En su dictamen, Villar sostuvo que la condena quedó firme en junio del año pasado y que el decomiso ya fue establecido como parte de esa sentencia. Por lo tanto, según explicó, lo que ahora está en discusión no es la existencia de esa medida, sino la forma en que debe ejecutarse.
“La resolución impugnada no modifica el contenido de la condena ni introduce nuevas obligaciones, sino que se limita a hacer operativa una consecuencia penal ya establecida”, señaló el fiscal en su presentación. Además, remarcó que el decomiso no constituye una pena nueva ni una sanción autónoma, sino una consecuencia legal de una condena firme.
La defensa de la exmandataria, encabezada por Carlos Beraldi y Ary Llernovoy, había solicitado ante la Cámara de Casación que no se avance sobre los bienes de Máximo y Florencia Kirchner, al sostener que ellos no fueron parte del proceso judicial y que el origen de esas propiedades es lícito.
En su planteo, los abogados también cuestionaron el modelo de “decomiso ampliado” aplicado por el Tribunal Oral Federal N.º 2 y argumentaron que no se realizó una investigación patrimonial ni un análisis de trazabilidad de fondos que permita vincular esas propiedades con el delito por el cual fue condenada la expresidenta.
Entre los bienes que la defensa busca resguardar figuran diez departamentos en Río Gallegos, dos inmuebles adicionales en la misma ciudad y varios terrenos ubicados en Lago Argentino, en la provincia de Santa Cruz. Muchas de estas propiedades fueron cedidas a sus hijos por Cristina Kirchner o por el expresidente Néstor Kirchner.
La expresidenta también cuestionó el cálculo del monto total del decomiso, que la Justicia actualizó a más de 684.000 millones de pesos, al sostener que esa cifra estaría mal calculada y aún no se encuentra firme.
Por su parte, Villar respondió que en los casos de corrupción no siempre es posible reconstruir el recorrido exacto del dinero ilícito, por lo que los jueces pueden evaluar incrementos patrimoniales que coincidan temporalmente con las maniobras investigadas.
La defensa solicitó además que se otorgue efecto suspensivo al recurso presentado, lo que implicaría frenar cualquier intento de tasación, remate o inscripción de los bienes a favor del Estado o de la Corte Suprema hasta que se resuelva la cuestión.
Ahora la decisión final quedará en manos de los jueces de la Cámara Federal de Casación Penal Gustavo Hornos, Mariano Borinsky y Javier Carbajo, quienes podrían reunirse la próxima semana para definir si se avanza con la ejecución del decomiso.
En paralelo, los fiscales del juicio Diego Luciani y Sergio Mola vienen insistiendo desde el año pasado en que los bienes sean ejecutados de manera inmediata, en línea con el criterio que ahora sostuvo Villar.
En el expediente también se solicitó el decomiso de bienes pertenecientes al empresario Lázaro Báez, también condenado en la causa.
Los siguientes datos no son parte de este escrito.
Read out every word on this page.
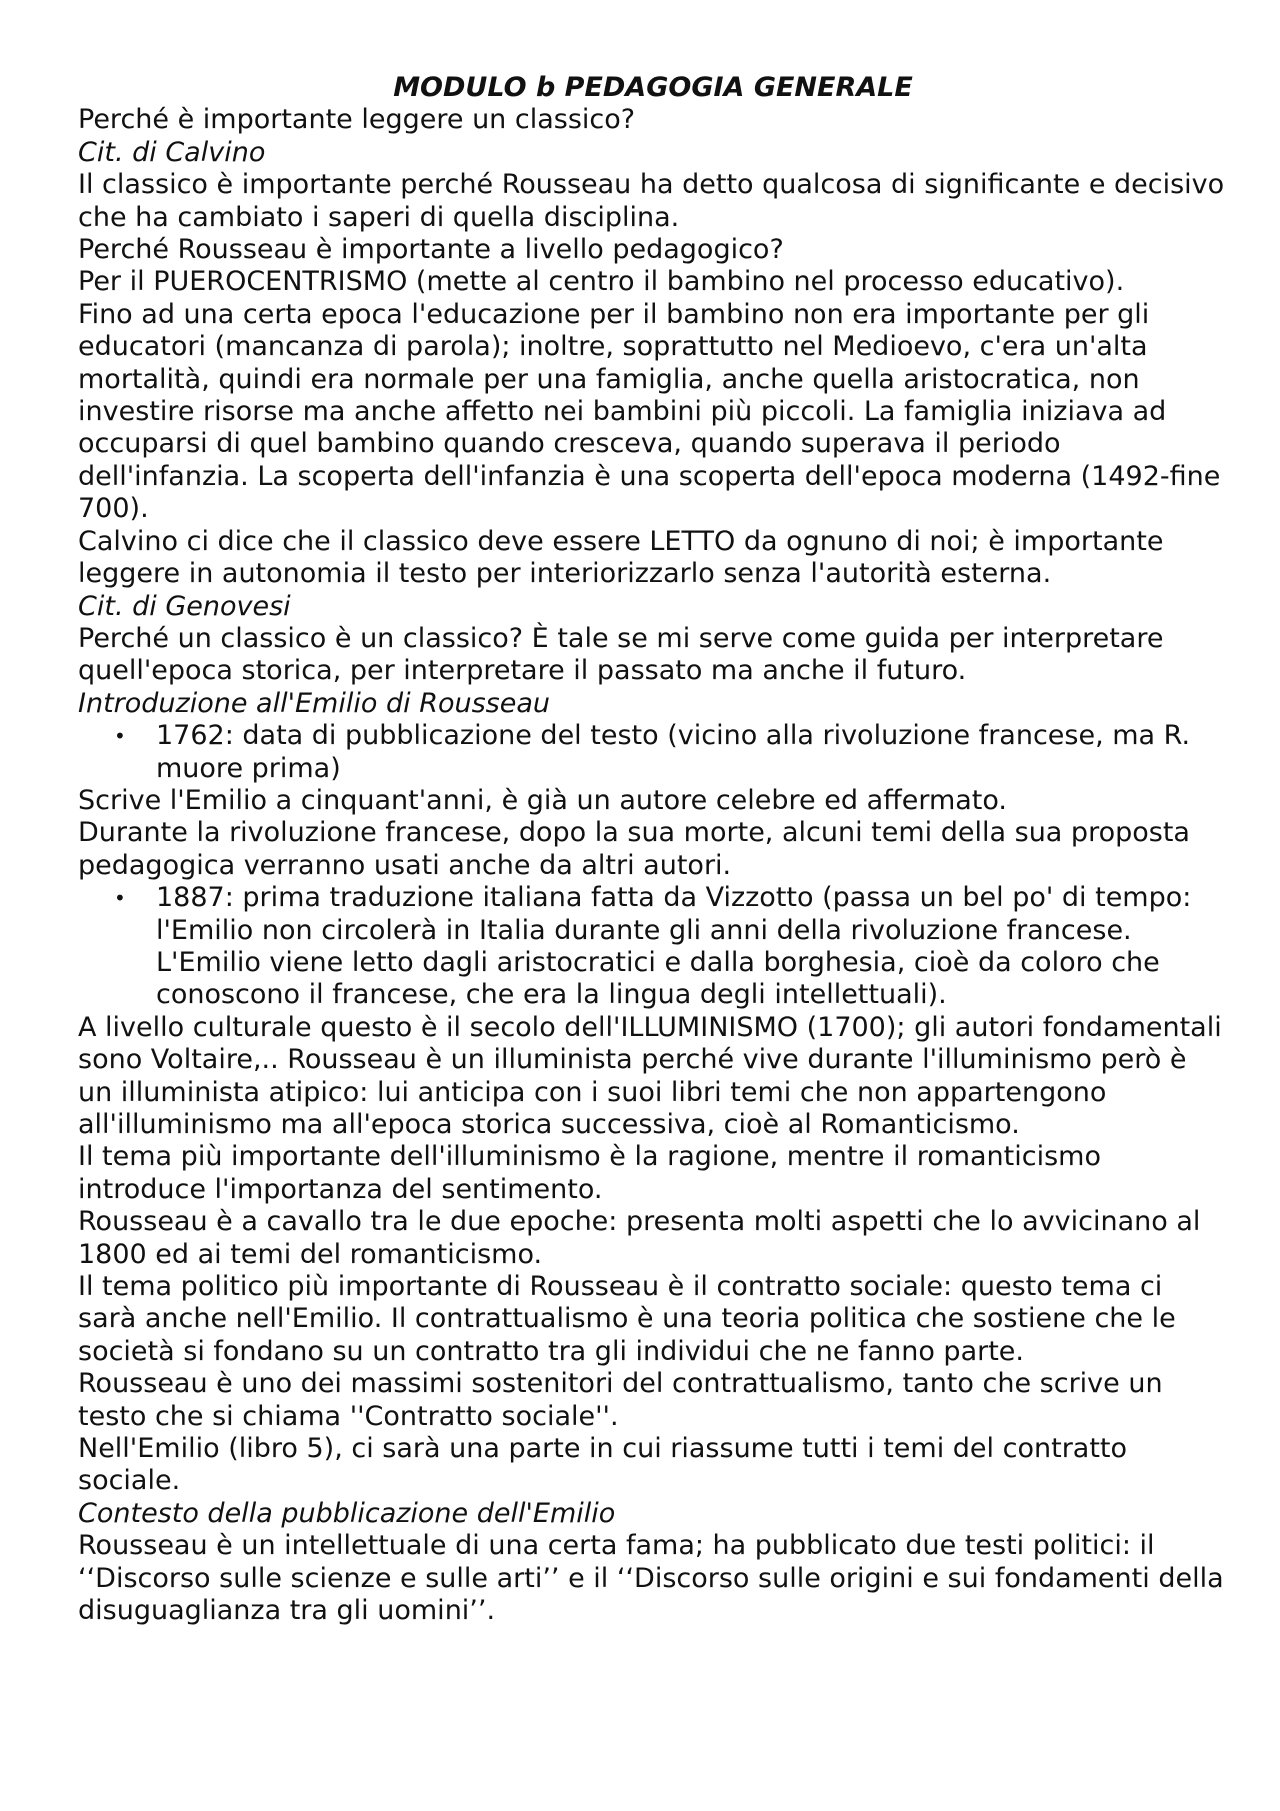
MODULO b PEDAGOGIA GENERALE

Perché è importante leggere un classico?

Cit. di Calvino

Il classico è importante perché Rousseau ha detto qualcosa di significante e decisivo che ha cambiato i saperi di quella disciplina.

Perché Rousseau è importante a livello pedagogico?

Per il PUEROCENTRISMO (mette al centro il bambino nel processo educativo).

Fino ad una certa epoca l'educazione per il bambino non era importante per gli educatori (mancanza di parola); inoltre, soprattutto nel Medioevo, c'era un'alta mortalità, quindi era normale per una famiglia, anche quella aristocratica, non investire risorse ma anche affetto nei bambini più piccoli. La famiglia iniziava ad occuparsi di quel bambino quando cresceva, quando superava il periodo dell'infanzia. La scoperta dell'infanzia è una scoperta dell'epoca moderna (1492-fine 700).

Calvino ci dice che il classico deve essere LETTO da ognuno di noi; è importante leggere in autonomia il testo per interiorizzarlo senza l'autorità esterna.

Cit. di Genovesi

Perché un classico è un classico? È tale se mi serve come guida per interpretare quell'epoca storica, per interpretare il passato ma anche il futuro.

Introduzione all'Emilio di Rousseau

• 1762: data di pubblicazione del testo (vicino alla rivoluzione francese, ma R. muore prima)

Scrive l'Emilio a cinquant'anni, è già un autore celebre ed affermato.

Durante la rivoluzione francese, dopo la sua morte, alcuni temi della sua proposta pedagogica verranno usati anche da altri autori.

• 1887: prima traduzione italiana fatta da Vizzotto (passa un bel po' di tempo: l'Emilio non circolerà in Italia durante gli anni della rivoluzione francese. L'Emilio viene letto dagli aristocratici e dalla borghesia, cioè da coloro che conoscono il francese, che era la lingua degli intellettuali).

A livello culturale questo è il secolo dell'ILLUMINISMO (1700); gli autori fondamentali sono Voltaire,.. Rousseau è un illuminista perché vive durante l'illuminismo però è un illuminista atipico: lui anticipa con i suoi libri temi che non appartengono all'illuminismo ma all'epoca storica successiva, cioè al Romanticismo.

Il tema più importante dell'illuminismo è la ragione, mentre il romanticismo introduce l'importanza del sentimento.

Rousseau è a cavallo tra le due epoche: presenta molti aspetti che lo avvicinano al 1800 ed ai temi del romanticismo.

Il tema politico più importante di Rousseau è il contratto sociale: questo tema ci sarà anche nell'Emilio. Il contrattualismo è una teoria politica che sostiene che le società si fondano su un contratto tra gli individui che ne fanno parte.

Rousseau è uno dei massimi sostenitori del contrattualismo, tanto che scrive un testo che si chiama ''Contratto sociale''.

Nell'Emilio (libro 5), ci sarà una parte in cui riassume tutti i temi del contratto sociale.

Contesto della pubblicazione dell'Emilio

Rousseau è un intellettuale di una certa fama; ha pubblicato due testi politici: il ‘‘Discorso sulle scienze e sulle arti’’ e il ‘‘Discorso sulle origini e sui fondamenti della disuguaglianza tra gli uomini’’.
En total, el pedido incluye 141 inmuebles —13 vinculados a sociedades de la familia Kirchner y 128 a empresas relacionadas con Báez—, 46 vehículos, más de 4,6 millones de dólares en efectivo, otros fondos en cuentas bancarias y diversas propiedades, entre ellas casas en Pinamar.
La resolución que adopte la Casación será clave para determinar si el proceso de tasación y remate de estos bienes avanza en el corto plazo o queda momentáneamente suspendido.